I’ve enjoyed writing film reviews for quite some time now, though only in the last couple of years or so have I tried to do this in any sort of organised way. Whilst trawling through Harry Knowles’ marvellously insane Ain’t It Cool News site recently, I rediscovered one of the first reviews I ever had published on a popular website.

The movie in question was David Cronenberg’s rather fine Spider, starring Ralph Fiennes. The reason I chose to review this film was simple: it received its UK premiere at the Cambridge Film Festival in July 2002, long before its nationwide release and indeed its arrival Stateside. A perfect opportunity to review a film ahead of the pack for once. (I’m quite pleased to note that this means I have been a visitor to the Festival for at least ten years now.)

As both my brother and I went to the screening and were regular readers of Ain’t It Cool, we both submitted reviews (I forget who decided to review it first; I have an inkling it wasn’t me). And happily, both got published. You can read the original article here, but for posterity I have reprinted it below. Not that I’m particularly proud of it, you understand, but occasionally it’s nice to see how far you’ve come. And yes, we both got to shake Richard Harris’ hand at the festival that year – not long before he passed away. Cheers, bro.
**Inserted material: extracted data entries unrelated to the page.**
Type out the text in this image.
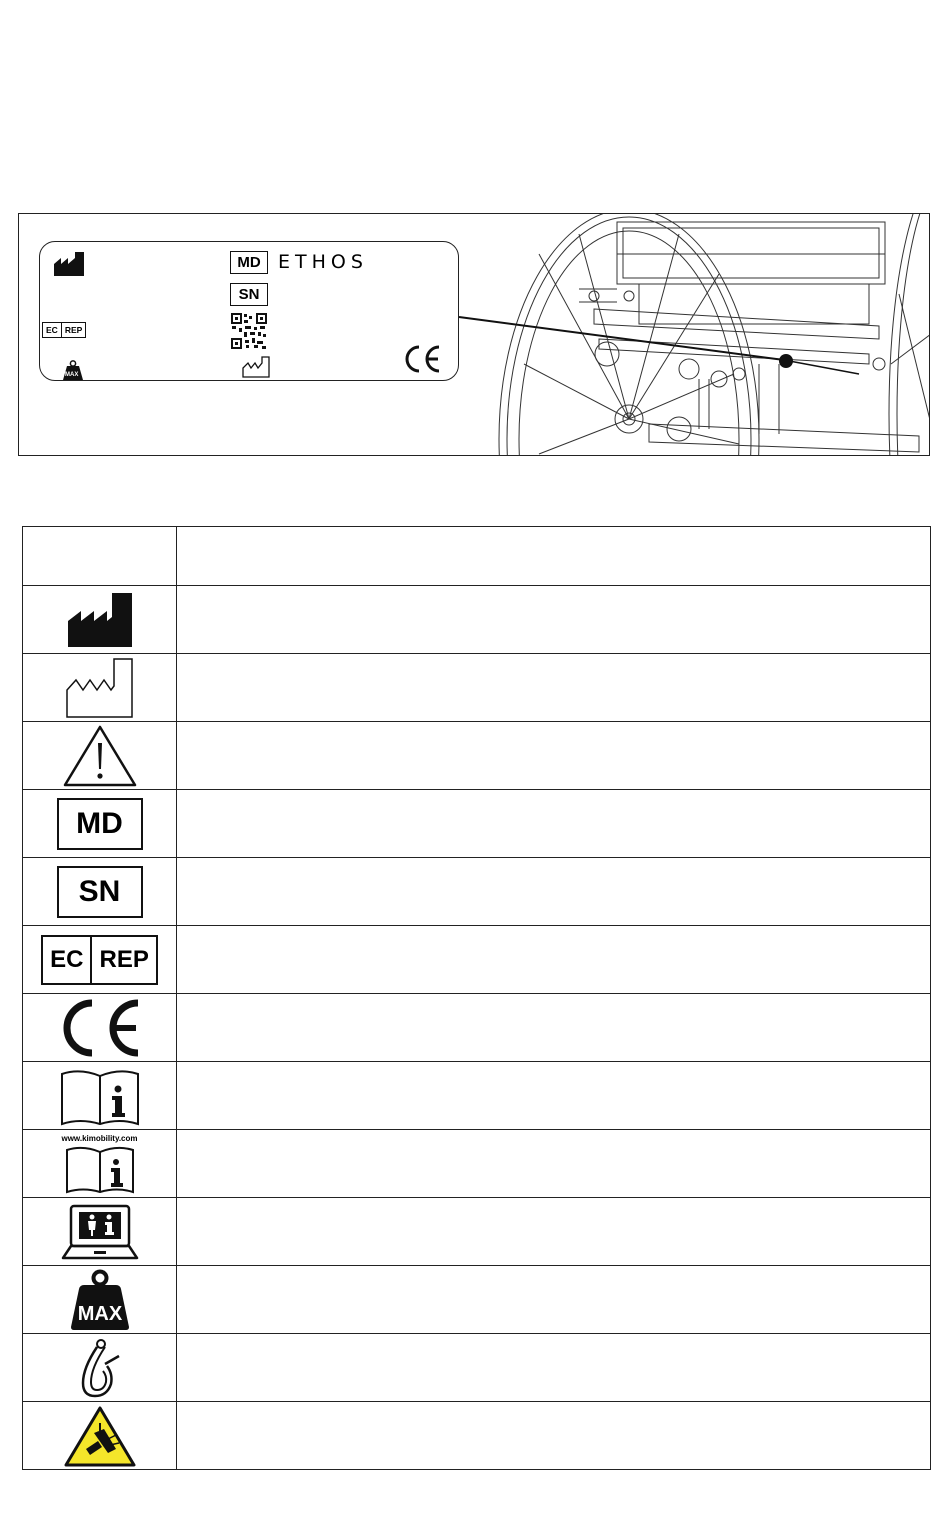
EC REP
MAX
MD ETHOS
SN

MD	

SN	

EC REP	

www.kimobility.com	

MAX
So here you are; I went under the codename of Deep Red, and my brother Thin Red. Cool, huh?

***

Thin Red & Deep Red attend the UK Premiere of Cronenberg’s SPIDERS!!!
Published at: Jul 22, 2002 10:30:10 AM CDT

Hey folks, Harry here…. The word that came from Cannes was a bit mixed on Cronenberg’s latest, but then word is usually mixed on David’s films and that doesn’t stop me from admiring and enjoying each and every new film he makes. They succeed at different levels and consistencies, but they are never like anybody else’s films… They are always David Cronenberg movies, and that should be enough for any film geek to chance it. Here’s a pair of brothers in the Argento vein…. Deep Red and lil bro Thin Red….

 

Hey Harry,

Deep Red here in Cambridge, U.K. with a review of David Cronenberg’s latest
film, Spider. I believe my younger sibling (Thin Red _______) has already
sent you a quite ecstatic review of it. Here are my thoughts:

After some sombre opening credits we meet Clegg (Ralph Fiennes), stepping
off a train in London, on his way to a house that offers accomodation for
‘mentally unbalanced’ people who are either making a recovery or seemingly
less dangerous than their more unhinged breathren. We’ve all seen people
like Clegg at stations or cities around the world: shabby, smelly,
unsightly, not quite with it. Fiennes delivers an amazing performance: he
smokes endlessly, scrawls unintelligible words in a notebook, and mutters
words to himself as he remembers his childhood.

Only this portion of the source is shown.